Жаль, что не нашли поддержки в ученом сообществе гипотезы Г. Вернадского о приазовской Руси и Е. Галкиной о русском каганате в междуречье Днепра и Дона с соответствующей атрибуцией относящегося к этой территории варианта салтово-маяцкой археологической культуры как «алано-русской»[112]. Ведь из этого каганата до Керчи рукой подать! Беда, правда, еще и в том, что свой каганат Галкина, последовательная антинорманистка, населяет аланской русью, ничего общего не имеющей со скандинавами, так как не имеет пересечений со Скандинавией сама салтово-маяцкая культура. Между тем, Вертинские анналы, впервые упомянувшие русского кагана, не оставляют сомнений в том, что его послы, прибывшие в 838 году в Константинополь и годом позже оказавшиеся в Ингельгейме, были скандинавами. Нет нужды вдаваться в бесплодную полемику, был ли сам русский каган шведом, славянином или даже украинцем, по каким-то непонятным причинам направившем в Константинополь послами шведов[113]. В любом случае неоспоримо присутствие скандинавов в окружении этого кагана. Следовательно, земля столицы Русского каганата обязана хранить археологические следы этого присутствия. Но самая ранняя из атрибутируемых скандинавам киевских находок в «христианского облика» захоронении на Старокиевской горе относится к самому концу IX века. Если бы Киев был столицей Русского каганата уже в 30-е годы IX века, то для того времени в его почве остались бы какие-никакие скандинавские следы, хотя бы в захоронениях. Но их нет.

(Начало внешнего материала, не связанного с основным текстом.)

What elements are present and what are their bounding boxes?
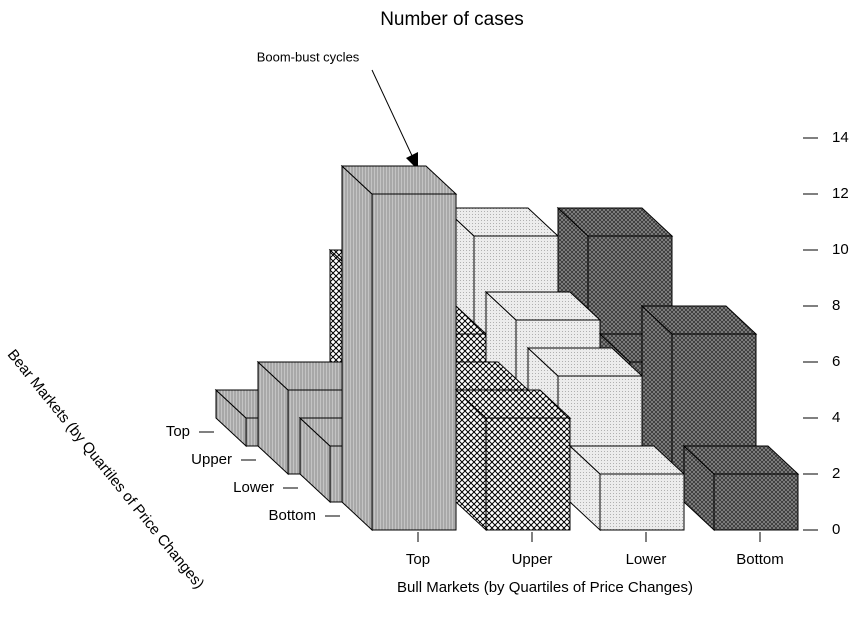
z-tick-label: 8 bbox=[832, 297, 840, 314]
bar-front bbox=[485, 417, 571, 531]
depth-tick-label: Upper bbox=[191, 451, 232, 468]
depth-axis-title: Bear Markets (by Quartiles of Price Chan… bbox=[4, 346, 208, 592]
z-tick-label: 10 bbox=[832, 241, 849, 258]
z-tick-label: 0 bbox=[832, 521, 840, 538]
z-tick-label: 12 bbox=[832, 185, 849, 202]
bar-side bbox=[341, 164, 373, 532]
bar-front bbox=[713, 473, 799, 531]
bars bbox=[214, 164, 800, 532]
depth-tick-label: Top bbox=[166, 423, 190, 440]
depth-tick-label: Bottom bbox=[268, 507, 316, 524]
bar-front bbox=[599, 473, 685, 531]
x-tick-label: Top bbox=[406, 551, 430, 568]
x-tick-label: Lower bbox=[626, 551, 667, 568]
annotation-arrow bbox=[371, 69, 415, 161]
x-tick-label: Upper bbox=[512, 551, 553, 568]
x-tick-label: Bottom bbox=[736, 551, 784, 568]
z-tick-label: 14 bbox=[832, 129, 849, 146]
bar-front bbox=[371, 193, 457, 531]
depth-tick-label: Lower bbox=[233, 479, 274, 496]
x-axis-title: Bull Markets (by Quartiles of Price Chan… bbox=[397, 579, 693, 596]
z-tick-label: 2 bbox=[832, 465, 840, 482]
z-tick-label: 6 bbox=[832, 353, 840, 370]
z-tick-label: 4 bbox=[832, 409, 840, 426]
chart-title: Number of cases bbox=[380, 9, 524, 30]
annotation: Boom-bust cycles bbox=[257, 49, 360, 64]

Характерной чертой ранней руси стал камерный погребальный обряд, появившийся в Скандинавии в конце IX века и в течение X века распространявшийся с севера на юг по Восточной Европе. По результатам исследований камерных погребений К. Михайлов делает следующий вывод[114]: «По-видимому, камеры — это дохристианский погребальный обряд новой социальной и, в какой-то мере, новой для Восточной Европы этнической, группы — руси. Эта группа формируется в городах, она, отличаясь от окружающих славянских и финно-угорских племен, имеет ярко выраженную североевропейскую составляющую и связь с международной торговлей… Выявленное единство погребального обряда древнерусских камер, заключающееся в характерных конструктивных особенностях, составе инвентаря и наборе обрядовых действий, позволяет предположить, что за этими погребениями стоит достаточно сплоченная, но территориально дисперсная группа населения. В X веке единственная известная нам группа с подобными характеристиками и эклектичной культурой называлась русью». Поразительно, но мельком отмеченная Михайловым «сплоченность» руси находит неожиданное и тем более значимое подтверждение у Ибн Русте, который отмечал удивительную для этих речных пиратов начала X века способность к объединению и совместному выступлению: «И если какое-либо их [руси] племя поднимается против кого-либо, то вступаются они все. И нет тогда между ними розни, но выступают единодушно на врага, пока его не победят». Возможно, именно возникновение этой общности, появление на большом пространстве единого торгово-пиратского братства дает нам право отныне называть это братство IX–X веков не варягами, не скандинавами, а русью.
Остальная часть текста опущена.